Let’s start with Education Secretary Arne Duncan. Last week, he met in Tampa, Fla., with American Federation of Teachers president Randi Weingarten and National Education Association president Dennis van Roekel to announce plans for a national education reform conference on labor-management collaboration.
“In dozens of districts around the country — from Tampa to Pittsburgh to Denver — union leaders and administrators are moving beyond the battles of the past and finding new ways to work together to focus on student success,” Secretary Duncan said. He cited eight examples, including Evansville, Ind., where the school district and teachers union developed the Evansville Equity Schools Project. The project includes a professional development academy that trains teachers to work in the city’s lowest-performing schools.
News releases from the AFT and NEA on Duncan’s Florida visit highlighted the partnership between the Hillsborough County, Fla., Public Schools and the district’s union. The AFT called it “a national model for teacher development and evaluation, pay for performance and teacher mentoring.” Van Roekel, the NEA president, said: “Like the Secretary of Education, reformers can look to the collaboration and progressive labor agreement in Hillsborough as a model to start the conversation.”

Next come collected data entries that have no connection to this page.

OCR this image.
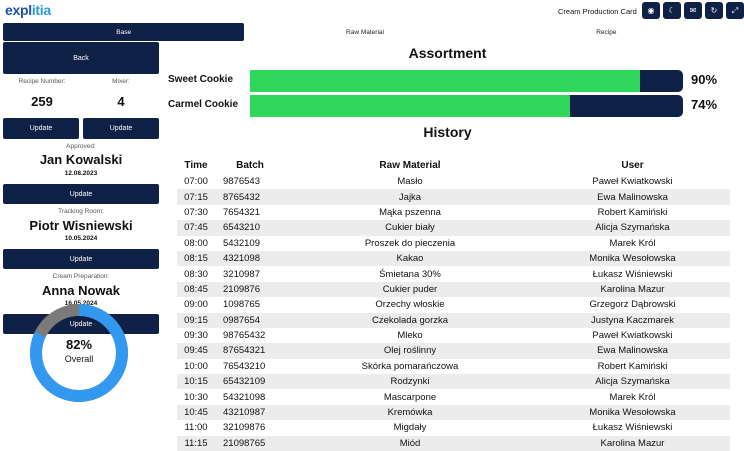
explitia	Cream Production Card	◉	☾	✉	↻	⤢
Base	Raw Material	Recipe
Back
Recipe Number:	Mixer:
259	4
Update	Update
Approved:
Jan Kowalski
12.08.2023
Update
Tracking Room:
Piotr Wisniewski
10.05.2024
Update
Cream Preparation:
Anna Nowak
16.05.2024
Update
82%
Overall
Assortment
Sweet Cookie	90%
Carmel Cookie	74%
History
Time	Batch	Raw Material	User
07:00	9876543	Masło	Paweł Kwiatkowski
07:15	8765432	Jajka	Ewa Malinowska
07:30	7654321	Mąka pszenna	Robert Kamiński
07:45	6543210	Cukier biały	Alicja Szymańska
08:00	5432109	Proszek do pieczenia	Marek Król
08:15	4321098	Kakao	Monika Wesołowska
08:30	3210987	Śmietana 30%	Łukasz Wiśniewski
08:45	2109876	Cukier puder	Karolina Mazur
09:00	1098765	Orzechy włoskie	Grzegorz Dąbrowski
09:15	0987654	Czekolada gorzka	Justyna Kaczmarek
09:30	98765432	Mleko	Paweł Kwiatkowski
09:45	87654321	Olej roślinny	Ewa Malinowska
10:00	76543210	Skórka pomarańczowa	Robert Kamiński
10:15	65432109	Rodzynki	Alicja Szymańska
10:30	54321098	Mascarpone	Marek Król
10:45	43210987	Kremówka	Monika Wesołowska
11:00	32109876	Migdały	Łukasz Wiśniewski
11:15	21098765	Miód	Karolina Mazur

By most accounts, Waiting for “Superman” casts the AFT’s Weingarten as a villain who blocks reforms. But a profile in the New York Times portrays her as a shrewd union leader who has supported contracts that allow the use of test-score data in teacher evaluations, cut back on seniority protection and make it easier to fire ineffective teachers.
“She has shrewdly recognized that teachers’ unions need to be part of the reform,” Richard D. Kahlenberg of the Century Foundation tells the Times.

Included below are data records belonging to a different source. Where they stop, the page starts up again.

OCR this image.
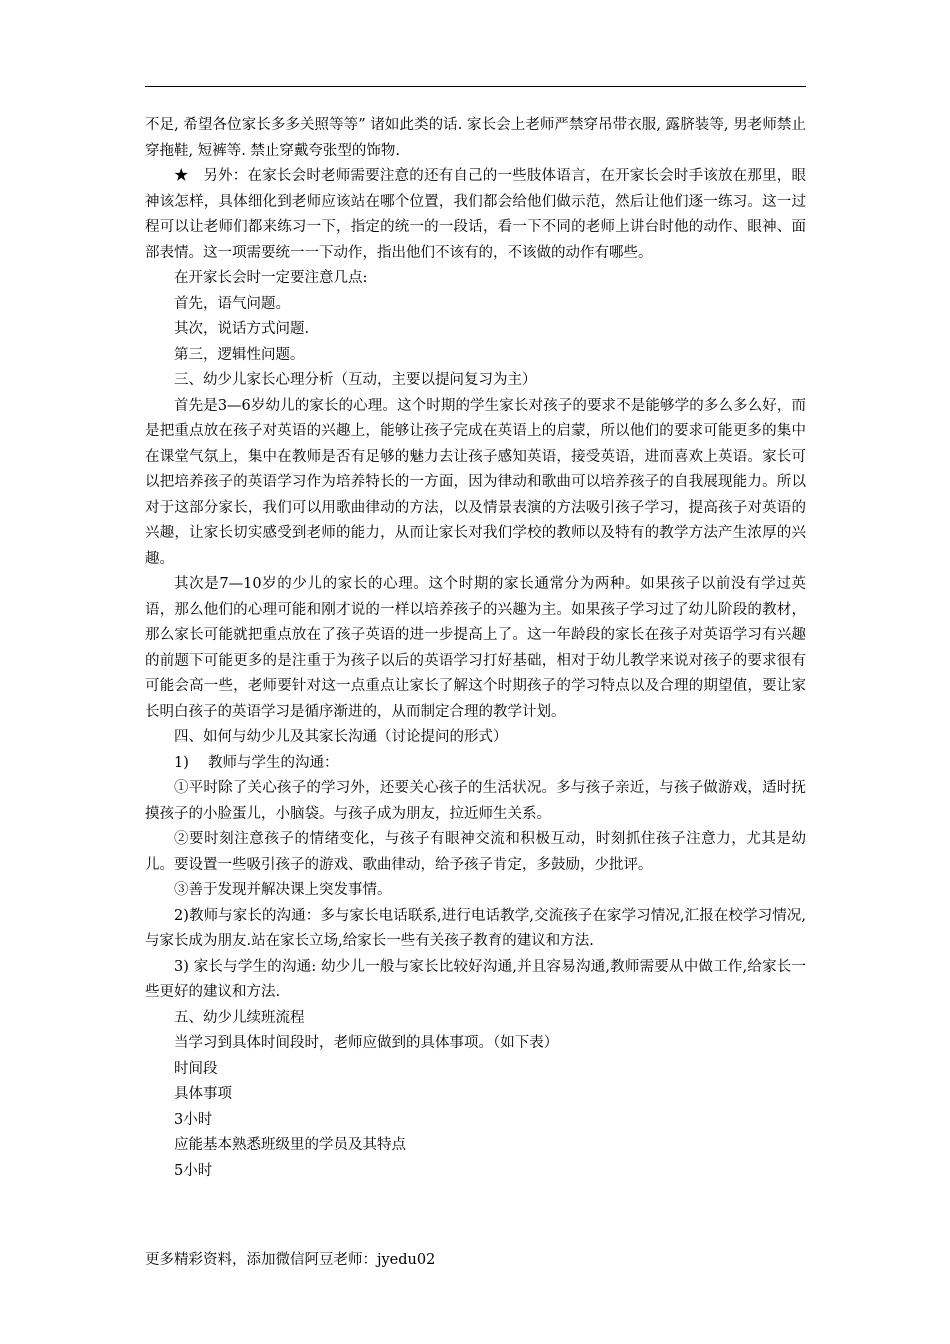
不足, 希望各位家长多多关照等等” 诸如此类的话. 家长会上老师严禁穿吊带衣服, 露脐装等, 男老师禁止穿拖鞋, 短裤等. 禁止穿戴夸张型的饰物.

★　另外：在家长会时老师需要注意的还有自己的一些肢体语言，在开家长会时手该放在那里，眼神该怎样，具体细化到老师应该站在哪个位置，我们都会给他们做示范，然后让他们逐一练习。这一过程可以让老师们都来练习一下，指定的统一的一段话，看一下不同的老师上讲台时他的动作、眼神、面部表情。这一项需要统一一下动作，指出他们不该有的，不该做的动作有哪些。

在开家长会时一定要注意几点:

首先，语气问题。

其次，说话方式问题.

第三，逻辑性问题。

三、幼少儿家长心理分析（互动，主要以提问复习为主）

首先是3—6岁幼儿的家长的心理。这个时期的学生家长对孩子的要求不是能够学的多么多么好，而是把重点放在孩子对英语的兴趣上，能够让孩子完成在英语上的启蒙，所以他们的要求可能更多的集中在课堂气氛上，集中在教师是否有足够的魅力去让孩子感知英语，接受英语，进而喜欢上英语。家长可以把培养孩子的英语学习作为培养特长的一方面，因为律动和歌曲可以培养孩子的自我展现能力。所以对于这部分家长，我们可以用歌曲律动的方法，以及情景表演的方法吸引孩子学习，提高孩子对英语的兴趣，让家长切实感受到老师的能力，从而让家长对我们学校的教师以及特有的教学方法产生浓厚的兴趣。

其次是7—10岁的少儿的家长的心理。这个时期的家长通常分为两种。如果孩子以前没有学过英语，那么他们的心理可能和刚才说的一样以培养孩子的兴趣为主。如果孩子学习过了幼儿阶段的教材，那么家长可能就把重点放在了孩子英语的进一步提高上了。这一年龄段的家长在孩子对英语学习有兴趣的前题下可能更多的是注重于为孩子以后的英语学习打好基础，相对于幼儿教学来说对孩子的要求很有可能会高一些，老师要针对这一点重点让家长了解这个时期孩子的学习特点以及合理的期望值，要让家长明白孩子的英语学习是循序渐进的，从而制定合理的教学计划。

四、如何与幼少儿及其家长沟通（讨论提问的形式）

1)　 教师与学生的沟通：

①平时除了关心孩子的学习外，还要关心孩子的生活状况。多与孩子亲近，与孩子做游戏，适时抚摸孩子的小脸蛋儿，小脑袋。与孩子成为朋友，拉近师生关系。

②要时刻注意孩子的情绪变化，与孩子有眼神交流和积极互动，时刻抓住孩子注意力，尤其是幼儿。要设置一些吸引孩子的游戏、歌曲律动，给予孩子肯定，多鼓励，少批评。

③善于发现并解决课上突发事情。

2)教师与家长的沟通：多与家长电话联系,进行电话教学,交流孩子在家学习情况,汇报在校学习情况,与家长成为朋友.站在家长立场,给家长一些有关孩子教育的建议和方法.

3) 家长与学生的沟通: 幼少儿一般与家长比较好沟通,并且容易沟通,教师需要从中做工作,给家长一些更好的建议和方法.

五、幼少儿续班流程

当学习到具体时间段时，老师应做到的具体事项。（如下表）

时间段

具体事项

3小时

应能基本熟悉班级里的学员及其特点

5小时

更多精彩资料，添加微信阿豆老师：jyedu02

Weingarten even makes nice to Michelle Rhee, the Washington, D.C., schools chancellor who is her “Superman” arch-nemesis. “Despite our differences, there is no questioning her commitment to the goal of improving education in Washington, D.C.,” she says in a statement on Rhee’s resignation.
On the other hand, a story featured on the National Education Association website suggests there are limits to where the nation’s largest teachers’ union will go to support reform.
The NEA holds up as “historic” and “a new model for teacher accountability” a contract agreement in Seattle that prohibits using tests scores or input from students and parents in final evaluations of teachers and protects the use of seniority in layoff decisions. Instead, the union agreed that low test scores could be used to “trigger conversations with the principal and the possibility of additional classroom observations” of teachers.
Seattle teachers also voted no confidence in the superintendent, who had pushed for more explicit use of test scores in teacher evaluations.